The new offering by the digital payments pioneer will be led by Mark Grether, who helped grow Uber Advertising into a $1 billion business

PayPal is getting into the ad business with plans for a new ad platform that will rely on the transaction data generated by its nearly 400 million active users. The payments company is pitching the offering as a way to help merchants sell more products and services while acting as a discovery engine for consumers.

“Commerce and advertising are deeply connected, and we believe that the advertising platform we are building at PayPal will become a must-use marketing channel for merchants big and small,” said Diego Scotti, executive vice president and general manager for PayPal's consumer business and global marketing and communications, in a press release.

Central to the new offering is the company's advanced offers platform which was announced in January. The platform analyzes nearly half a trillion dollars of transaction data with artificial intelligence to generate consumer insights and offer more personalized deals. With advanced offers, merchants pay for performance — not impressions or clicks — potentially making PayPal an attractive ad partner in the crowded media network space.

Grether joins PayPal from Uber, where he was vice president and general manager of Uber's ad business. The executive helped grow Uber Advertising into a $1 billion business that serves more than half a million advertisers globally. Previously, he led product strategy for Amazon's ad business and was a leading executive at ad platform Sizmek and WPP's Xaxis.

“PayPal is uniquely positioned to shape a new era of commerce discovery, help merchants acquire new customers, and reengage existing ones,” Grether said in a post Tuesday on his LinkedIn page.

Anderson, most recently head of products and payments at the fintech Plaid, will be responsible for PayPal's consumer business, including product strategy for PayPal and and it’s peer-to-peer unit Venmo.
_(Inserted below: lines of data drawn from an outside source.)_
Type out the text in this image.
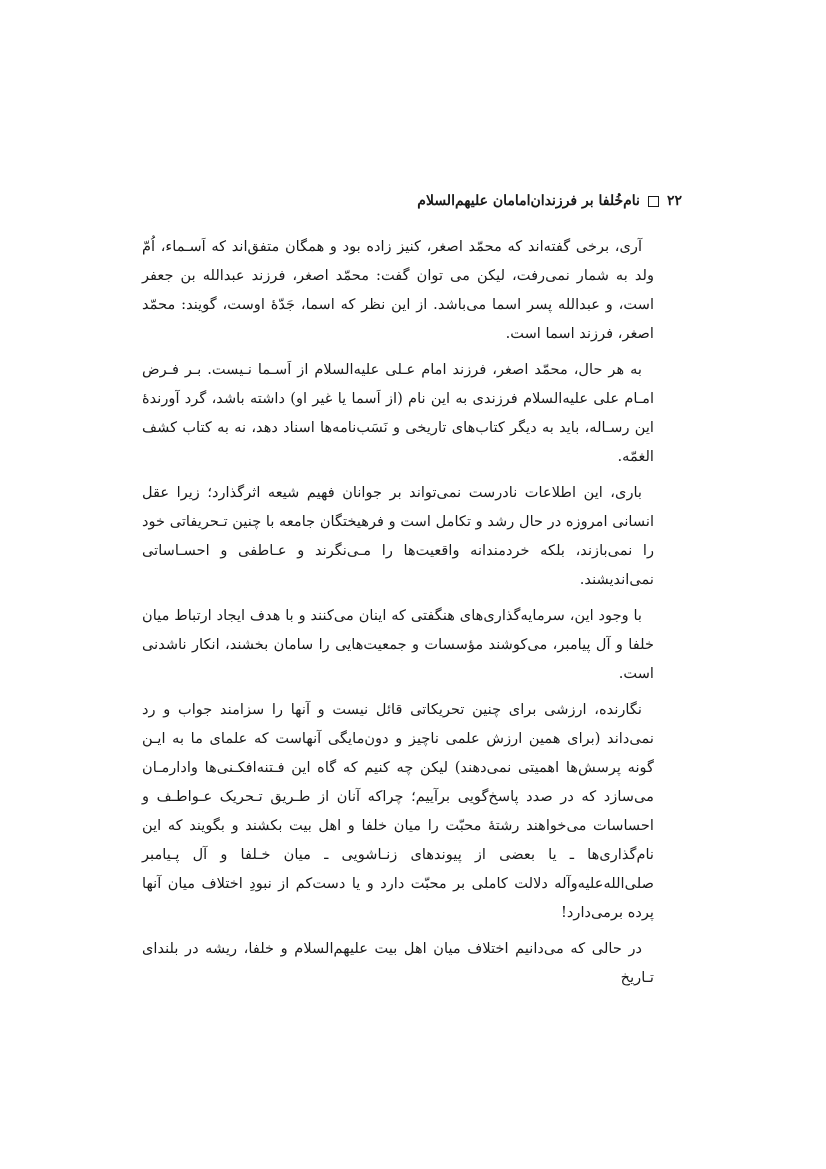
۲۲
نام‌خُلفا بر فرزندان‌امامان علیهم‌السلام

آری، برخی گفته‌اند که محمّد اصغر، کنیز زاده بود و همگان متفق‌اند که اَسـماء، اُمّ ولد به شمار نمی‌رفت، لیکن می توان گفت: محمّد اصغر، فرزند عبدالله بن جعفر است، و عبدالله پسر اسما می‌باشد. از این نظر که اسما، جَدّهٔ اوست، گویند: محمّد اصغر، فرزند اسما است.

به هر حال، محمّد اصغر، فرزند امام عـلی علیه‌السلام از اَسـما نـیست. بـر فـرض امـام علی علیه‌السلام فرزندی به این نام (از اَسما یا غیر او) داشته باشد، گرد آورندهٔ این رسـاله، باید به دیگر کتاب‌های تاریخی و نَسَب‌نامه‌ها اسناد دهد، نه به کتاب کشف الغمّه.

باری، این اطلاعات نادرست نمی‌تواند بر جوانان فهیم شیعه اثرگذارد؛ زیرا عقل انسانی امروزه در حال رشد و تکامل است و فرهیختگان جامعه با چنین تـحریفاتی خود را نمی‌بازند، بلکه خردمندانه واقعیت‌ها را مـی‌نگرند و عـاطفی و احسـاساتی نمی‌اندیشند.

با وجود این، سرمایه‌گذاری‌های هنگفتی که اینان می‌کنند و با هدف ایجاد ارتباط میان خلفا و آل پیامبر، می‌کوشند مؤسسات و جمعیت‌هایی را سامان بخشند، انکار ناشدنی است.

نگارنده، ارزشی برای چنین تحریکاتی قائل نیست و آنها را سزامند جواب و رد نمی‌داند (برای همین ارزش علمی ناچیز و دون‌مایگی آنهاست که علمای ما به ایـن گونه پرسش‌ها اهمیتی نمی‌دهند) لیکن چه کنیم که گاه این فـتنه‌افکـنی‌ها وادارمـان می‌سازد که در صدد پاسخ‌گویی برآییم؛ چراکه آنان از طـریق تـحریک عـواطـف و احساسات می‌خواهند رشتهٔ محبّت را میان خلفا و اهل بیت بکشند و بگویند که این نام‌گذاری‌ها ـ یا بعضی از پیوندهای زنـاشویی ـ میان خـلفا و آل پـیامبر صلی‌الله‌علیه‌وآله دلالت کاملی بر محبّت دارد و یا دست‌کم از نبودِ اختلاف میان آنها پرده برمی‌دارد!

در حالی که می‌دانیم اختلاف میان اهل بیت علیهم‌السلام و خلفا، ریشه در بلندای تـاریخ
Before joining Plaid, he spent a decade at Meta in various roles.

Anderson noted on his LinkedIn page that he’s returning to his roots, in some sense, by joining PayPal because he spent earlier years at eBay, which spun off PayPal. He noted that the new job will be a challenge.

“We have our work cut out for us,” he said Tuesday in a LinkedIn post. “Reaccelerating growth on PayPal’s global scale will not be easy.”

By launching an ad business, PayPal joins financial players like Chase Bank and hospitality companies like Expedia in launching media networks that are attempting to mirror the success of retail offerings that use companies' first-party data to sell advertising in a variety of channels.